Öte yandan Türk heyetinin 8 Ocak’ta ABD’nin başkenti Washington’da yapacağı görüşmenin sonuçlarını da görmek isteyen Rusya’nın Türk devletinin yaptığı öneriler karşısında bekle-gör politikasını tercih ettiği ifade ediliyor.

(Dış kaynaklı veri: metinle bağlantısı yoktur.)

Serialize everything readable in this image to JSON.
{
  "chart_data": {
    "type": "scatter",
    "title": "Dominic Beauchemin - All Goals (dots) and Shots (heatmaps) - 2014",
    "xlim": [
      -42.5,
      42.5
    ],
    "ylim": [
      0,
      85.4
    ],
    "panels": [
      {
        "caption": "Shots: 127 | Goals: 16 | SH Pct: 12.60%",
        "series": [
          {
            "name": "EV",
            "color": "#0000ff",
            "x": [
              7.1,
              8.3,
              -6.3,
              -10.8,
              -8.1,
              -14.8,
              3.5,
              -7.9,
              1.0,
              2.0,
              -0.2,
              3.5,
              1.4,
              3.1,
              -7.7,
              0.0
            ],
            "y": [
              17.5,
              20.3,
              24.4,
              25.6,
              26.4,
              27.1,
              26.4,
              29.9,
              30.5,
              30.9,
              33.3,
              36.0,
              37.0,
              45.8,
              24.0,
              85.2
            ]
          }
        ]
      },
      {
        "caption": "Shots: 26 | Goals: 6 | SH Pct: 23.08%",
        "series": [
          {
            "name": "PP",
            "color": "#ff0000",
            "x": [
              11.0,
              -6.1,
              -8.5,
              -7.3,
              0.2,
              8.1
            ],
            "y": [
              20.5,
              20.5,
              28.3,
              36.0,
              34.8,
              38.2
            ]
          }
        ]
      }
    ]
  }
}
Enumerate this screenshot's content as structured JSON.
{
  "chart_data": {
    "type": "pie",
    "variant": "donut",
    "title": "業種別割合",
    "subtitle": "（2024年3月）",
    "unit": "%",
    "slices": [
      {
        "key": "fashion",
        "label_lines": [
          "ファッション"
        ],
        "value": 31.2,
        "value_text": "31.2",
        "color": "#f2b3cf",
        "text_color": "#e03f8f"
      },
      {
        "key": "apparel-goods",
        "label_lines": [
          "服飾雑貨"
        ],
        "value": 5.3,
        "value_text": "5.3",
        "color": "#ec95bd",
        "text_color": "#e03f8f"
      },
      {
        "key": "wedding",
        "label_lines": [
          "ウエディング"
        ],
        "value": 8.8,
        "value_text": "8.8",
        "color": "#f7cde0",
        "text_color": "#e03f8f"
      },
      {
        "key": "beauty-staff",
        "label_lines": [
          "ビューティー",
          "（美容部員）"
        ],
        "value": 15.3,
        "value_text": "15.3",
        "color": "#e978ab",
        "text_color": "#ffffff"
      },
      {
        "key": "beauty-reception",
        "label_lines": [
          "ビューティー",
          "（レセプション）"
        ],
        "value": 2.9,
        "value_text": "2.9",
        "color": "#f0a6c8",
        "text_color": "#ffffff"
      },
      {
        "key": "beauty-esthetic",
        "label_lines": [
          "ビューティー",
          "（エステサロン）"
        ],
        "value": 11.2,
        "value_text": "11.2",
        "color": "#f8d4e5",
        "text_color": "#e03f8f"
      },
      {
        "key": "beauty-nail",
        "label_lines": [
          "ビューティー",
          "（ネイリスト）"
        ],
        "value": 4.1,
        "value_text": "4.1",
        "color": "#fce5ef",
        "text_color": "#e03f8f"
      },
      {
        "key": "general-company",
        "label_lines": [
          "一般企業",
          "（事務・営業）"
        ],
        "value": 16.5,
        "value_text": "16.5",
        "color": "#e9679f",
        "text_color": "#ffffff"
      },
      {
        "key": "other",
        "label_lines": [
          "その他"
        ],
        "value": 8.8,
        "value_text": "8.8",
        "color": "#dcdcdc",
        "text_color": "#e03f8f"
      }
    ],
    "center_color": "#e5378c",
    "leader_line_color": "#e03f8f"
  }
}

Yani Rusya Türk devletinin elini iyice görmek istiyor.
Çavuşoğlu, görüşme sonrası yaptığı açıklamada, “Biz Astana garantörleri olarak, Suriye’nin toprak bütünlüğünü, siyasi birliğini savunuyoruz ve bunlara halel getirecek tüm çabalara da karşıyız” sözleriyle Rusya’ya güvence vermeye çalıştı.
Rus Dışişleri Bakanı Sergey Lavrov da, “Suriye’de terörist tehlikesini ortadan kaldırmak için birliklerimizin koordinasyonu konusunda mutabakata vardık” sözleriyle “bekle-gör”politikasını yeğledi.
Bu arada çekilme kararı hala şüphe ile karşılanan ABD ise son günlerde Minbic’deki devriyelerini arttırdı. Daha önce Minbic ile Türk devleti ve ona bağlı grupların denetimindeki Cerablus ile sınır olan Sacur suyunda devriye atan ABD, son günlerde Minbic merkezde de devriye atmaya başladı. ABD’nin Minbic’de havadan ve karadan trafiğini yoğunlaştırması, niyetlerine ilişkin kimi şüpheleri de beraberinde getiriyor.